Mais impressionante ainda: Tudo em Todo o Lado ao Mesmo Tempo, indiscutivelmente o maior vencedor desta cerimónia dos Óscares, já rendeu mais de 100 milhões de dólares em bilheteira, tendo tido um orçamento de produção inferior a um quarto desse valor (25 milhões). Entre os restantes nomeados para Melhor Filme, Avatar: O Caminho da Água, por exemplo, custou entre 350 a 460 milhões (perto de 16 vezes mais), Top Gun: Maverick, dos estúdios Paramount, custou 170 milhões de dólares (perto de 7 vezes mais), Elvis, dos estúdios Warner Bros, custou 85 milhões de dólares (mais do triplo) e Os Fabelmans, da Universal Pictures, custou 40 milhões de dólares (perto do dobro). Todos terminaram a noite (madrugada em Portugal) sem conquistar esta categoria ou, já agora, qualquer das categorias principais.

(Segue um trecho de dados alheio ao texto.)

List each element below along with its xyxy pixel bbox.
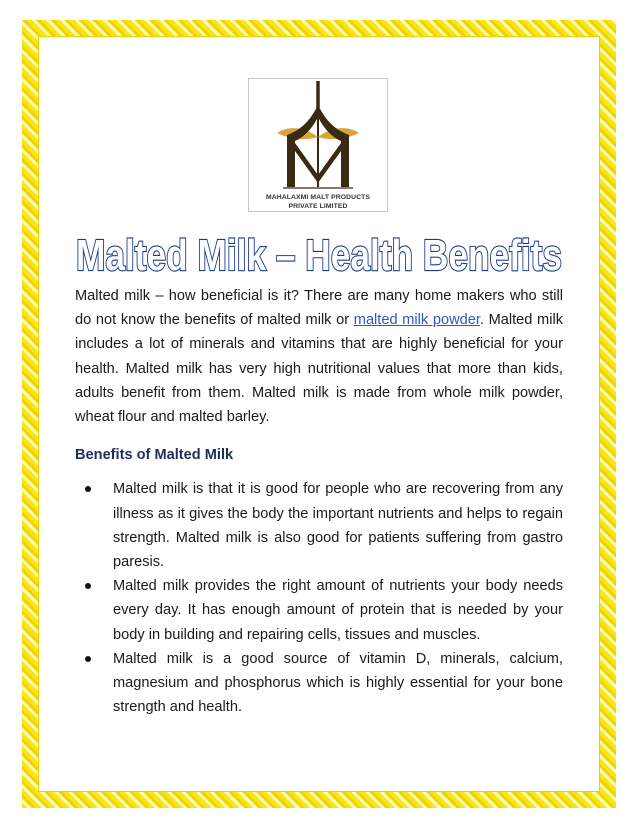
list-item-text: Malted milk provides the right amount of nutrients your body needs every day. It has enough amount of protein that is needed by your body in building and repairing cells, tissues and muscles. bbox=[113, 578, 563, 643]
wheat-m-logo-icon bbox=[249, 79, 387, 211]
bullet-icon bbox=[85, 656, 91, 662]
headline-text: Malted Milk – Health Benefits bbox=[76, 231, 562, 280]
page-title bbox=[60, 224, 578, 280]
intro-paragraph bbox=[75, 284, 563, 429]
intro-text-before: Malted milk – how beneficial is it? There are many home makers who still do not know the benefits of malted milk or bbox=[75, 288, 563, 329]
logo-company-name: MAHALAXMI MALT PRODUCTS bbox=[265, 194, 371, 201]
intro-text-after: . Malted milk includes a lot of minerals and vitamins that are highly beneficial for your health. Malted milk has very high nutritional values that more than kids, adults benefit from them. Malted milk is made from whole milk powder, wheat flour and malted barley. bbox=[75, 312, 563, 426]
bullet-icon bbox=[85, 583, 91, 589]
list-item bbox=[75, 647, 563, 720]
list-item bbox=[75, 574, 563, 647]
malted-milk-powder-link[interactable]: malted milk powder bbox=[353, 312, 480, 329]
benefits-list bbox=[75, 477, 563, 719]
article-body bbox=[75, 284, 563, 719]
bullet-icon bbox=[85, 486, 91, 492]
list-item bbox=[75, 477, 563, 574]
company-logo bbox=[248, 78, 388, 212]
benefits-heading: Benefits of Malted Milk bbox=[75, 447, 234, 464]
logo-company-suffix: PRIVATE LIMITED bbox=[288, 203, 348, 210]
list-item-text: Malted milk is that it is good for people who are recovering from any illness as it gives the body the important nutrients and helps to regain strength. Malted milk is also good for patients suffering from gastro paresis. bbox=[113, 481, 563, 571]
list-item-text: Malted milk is a good source of vitamin D, minerals, calcium, magnesium and phosphorus which is highly essential for your bone strength and health. bbox=[113, 650, 563, 716]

O futuro e um podcast para descobrir
Depois do sucesso de A Baleia e Tudo em Todo o Lado Ao Mesmo Tempo, a produtora e distribuidora norte-americana de filmes independentes já tem outros filmes na calha. Ao longo dos próximos meses, chegarão às salas de cinema longas-metragens como Beau Is Afraid (de Ari Aster, com Joaquin Phoenix como protagonista), You Hurt My Feelings (de Nicole Holofcener, com Julia Louis-Dreyfus no elenco), Past Lives (estreia na realização da coreana-canadiana Celine Song), Jerry Lee Lewis: Trouble In Mind (de Ethal Cohen) e Problemista (de Julio Torres, com Tilda Swinton no elenco), entre outros. Mais tarde, chegarão outros, como Civil War, de Alex Garland, e Priscilla, de Sofia Coppola.

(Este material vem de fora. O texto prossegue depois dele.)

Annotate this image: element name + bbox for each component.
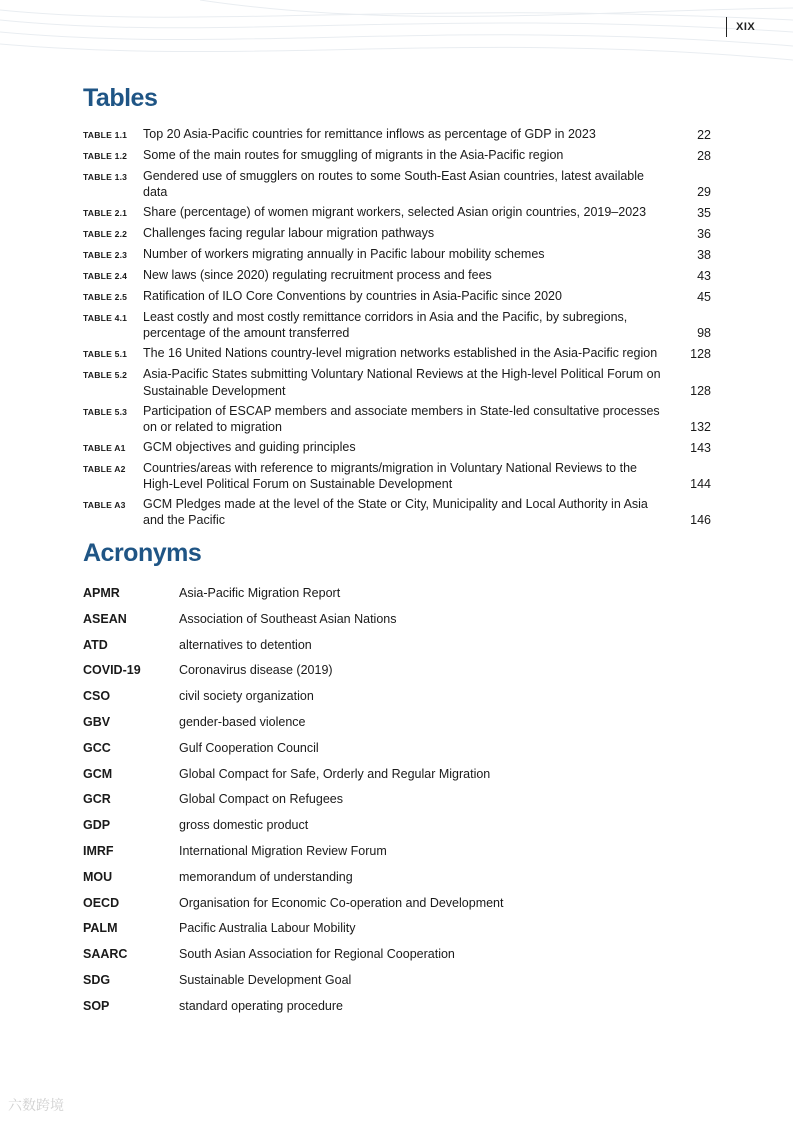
page-number: XIX <box>726 17 755 37</box>
acronym-definition: International Migration Review Forum <box>179 843 387 858</box>
acronym-definition: Gulf Cooperation Council <box>179 740 319 755</box>
table-label: TABLE 2.2 <box>83 229 128 240</box>
acronym-definition: standard operating procedure <box>179 998 344 1013</box>
tables-heading: Tables <box>83 84 158 112</box>
table-row <box>83 288 711 305</box>
table-row <box>83 496 711 528</box>
table-label: TABLE 5.3 <box>83 406 128 417</box>
table-row <box>83 225 711 242</box>
table-title: Number of workers migrating annually in Pacific labour mobility schemes <box>143 247 545 262</box>
table-label: TABLE A2 <box>83 463 126 474</box>
table-label: TABLE 2.4 <box>83 271 128 282</box>
acronym-definition: gross domestic product <box>179 818 309 833</box>
acronyms-heading: Acronyms <box>83 539 202 567</box>
table-page-number: 128 <box>690 383 711 398</box>
table-label: TABLE A1 <box>83 442 126 453</box>
header-wave-decoration <box>0 0 793 80</box>
table-page-number: 28 <box>697 149 711 163</box>
table-label: TABLE 5.1 <box>83 349 128 360</box>
table-page-number: 29 <box>697 185 711 200</box>
table-title: GCM Pledges made at the level of the State or City, Municipality and Local Authority in Asia and the Pacific <box>143 497 648 528</box>
acronym-abbreviation: GDP <box>83 818 111 833</box>
acronym-abbreviation: ATD <box>83 637 108 652</box>
acronym-definition: Coronavirus disease (2019) <box>179 663 333 678</box>
table-title: Participation of ESCAP members and associate members in State-led consultative processes on or related to migration <box>143 403 660 434</box>
table-page-number: 132 <box>690 419 711 434</box>
acronym-definition: Sustainable Development Goal <box>179 972 352 987</box>
acronym-definition: Global Compact on Refugees <box>179 792 343 807</box>
table-label: TABLE 2.5 <box>83 292 128 303</box>
acronym-definition: alternatives to detention <box>179 637 312 652</box>
acronym-row <box>83 919 683 945</box>
acronym-abbreviation: MOU <box>83 869 113 884</box>
acronym-definition: Organisation for Economic Co-operation and Development <box>179 895 504 910</box>
acronym-definition: Pacific Australia Labour Mobility <box>179 921 356 936</box>
acronym-row <box>83 610 683 636</box>
acronym-abbreviation: GCR <box>83 792 111 807</box>
table-label: TABLE 1.1 <box>83 130 128 140</box>
acronym-definition: Association of Southeast Asian Nations <box>179 611 397 626</box>
table-row <box>83 147 711 164</box>
table-title: Asia-Pacific States submitting Voluntary National Reviews at the High-level Political Forum on Sustainable Development <box>143 367 661 398</box>
acronym-row <box>83 894 683 920</box>
acronym-definition: Asia-Pacific Migration Report <box>179 586 341 600</box>
table-label: TABLE 1.3 <box>83 172 128 182</box>
table-title: Gendered use of smugglers on routes to some South-East Asian countries, latest available data <box>143 169 644 200</box>
acronym-abbreviation: SOP <box>83 998 110 1013</box>
table-row <box>83 246 711 263</box>
acronym-abbreviation: SDG <box>83 972 111 987</box>
table-row <box>83 439 711 456</box>
table-page-number: 146 <box>690 513 711 528</box>
table-row <box>83 309 711 341</box>
tables-list <box>83 126 711 532</box>
table-page-number: 143 <box>690 440 711 455</box>
table-page-number: 36 <box>697 227 711 242</box>
table-label: TABLE A3 <box>83 500 126 511</box>
table-title: Challenges facing regular labour migration pathways <box>143 226 435 241</box>
table-page-number: 98 <box>697 326 711 341</box>
acronym-definition: gender-based violence <box>179 714 306 729</box>
table-row <box>83 366 711 398</box>
acronym-row <box>83 868 683 894</box>
table-title: GCM objectives and guiding principles <box>143 439 356 454</box>
table-page-number: 144 <box>690 477 711 492</box>
acronym-row <box>83 584 683 610</box>
table-page-number: 38 <box>697 248 711 263</box>
acronym-abbreviation: SAARC <box>83 947 128 962</box>
acronym-row <box>83 971 683 997</box>
table-title: Least costly and most costly remittance corridors in Asia and the Pacific, by subregions, percentage of the amount transferred <box>143 310 628 341</box>
table-title: Countries/areas with reference to migrants/migration in Voluntary National Reviews to the High-Level Political Forum on Sustainable Development <box>143 460 637 492</box>
acronym-abbreviation: CSO <box>83 689 111 704</box>
table-row <box>83 345 711 362</box>
acronym-abbreviation: APMR <box>83 586 120 600</box>
table-title: Share (percentage) of women migrant workers, selected Asian origin countries, 2019–2023 <box>143 205 647 220</box>
table-row <box>83 267 711 284</box>
acronym-abbreviation: OECD <box>83 895 120 910</box>
acronym-definition: memorandum of understanding <box>179 869 353 884</box>
acronym-row <box>83 636 683 662</box>
acronym-row <box>83 713 683 739</box>
table-page-number: 22 <box>697 128 711 142</box>
acronym-row <box>83 661 683 687</box>
acronym-row <box>83 765 683 791</box>
acronym-row <box>83 739 683 765</box>
acronym-row <box>83 790 683 816</box>
table-label: TABLE 4.1 <box>83 313 128 324</box>
table-row <box>83 168 711 200</box>
table-title: Top 20 Asia-Pacific countries for remittance inflows as percentage of GDP in 2023 <box>143 127 596 141</box>
acronym-row <box>83 816 683 842</box>
acronym-row <box>83 997 683 1023</box>
acronym-abbreviation: GCC <box>83 740 111 755</box>
table-label: TABLE 2.3 <box>83 250 128 261</box>
acronym-definition: Global Compact for Safe, Orderly and Regular Migration <box>179 766 491 781</box>
table-title: Ratification of ILO Core Conventions by countries in Asia-Pacific since 2020 <box>143 289 562 304</box>
acronym-definition: civil society organization <box>179 689 314 704</box>
acronym-abbreviation: IMRF <box>83 843 114 858</box>
acronym-abbreviation: GBV <box>83 714 111 729</box>
table-label: TABLE 5.2 <box>83 370 128 381</box>
table-page-number: 43 <box>697 269 711 284</box>
table-row <box>83 126 711 143</box>
watermark-logo: 六数跨境 <box>8 1097 64 1113</box>
table-page-number: 35 <box>697 206 711 221</box>
acronym-abbreviation: GCM <box>83 766 113 781</box>
table-title: New laws (since 2020) regulating recruitment process and fees <box>143 268 492 283</box>
acronym-row <box>83 842 683 868</box>
table-label: TABLE 2.1 <box>83 208 128 219</box>
table-label: TABLE 1.2 <box>83 151 128 161</box>
table-row <box>83 460 711 492</box>
table-page-number: 128 <box>690 347 711 362</box>
acronym-abbreviation: PALM <box>83 921 118 936</box>
acronym-definition: South Asian Association for Regional Cooperation <box>179 947 455 962</box>
acronym-abbreviation: ASEAN <box>83 611 127 626</box>
acronym-row <box>83 687 683 713</box>
table-title: The 16 United Nations country-level migration networks established in the Asia-Pacific region <box>143 346 658 361</box>
table-title: Some of the main routes for smuggling of migrants in the Asia-Pacific region <box>143 148 564 162</box>
table-row <box>83 403 711 435</box>
acronym-row <box>83 945 683 971</box>
acronym-abbreviation: COVID-19 <box>83 663 141 678</box>
table-page-number: 45 <box>697 290 711 305</box>
table-row <box>83 204 711 221</box>
acronyms-list <box>83 584 683 1023</box>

Quem estiver curioso com a história e os filmes desta produtora e distribuidora indie, pode ainda espreitar o The A24 Podcast, que em cada episódio junta personalidades do entretenimento à conversa: o último episódio, publicado a 28 de fevereiro, conta com Brendan Fraser e Michelle Yeoh (ambos recém-vencedores de Óscares), mas existem outros com, por exemplo, Mahershala Ali e Ramy Youssef, Daniel Kwan & Daniel Scheinert (realizadores de Tudo Em Todo o Lado Ao Mesmo Tempo) e Daniel Radcliffe, os irmãos Safdie e Paul Thomas Anderson, Martin Scorsese e Joanna Hogg, Paul Schrader e Sofia Coppola e Barry Jenkins com Greta Gerwig.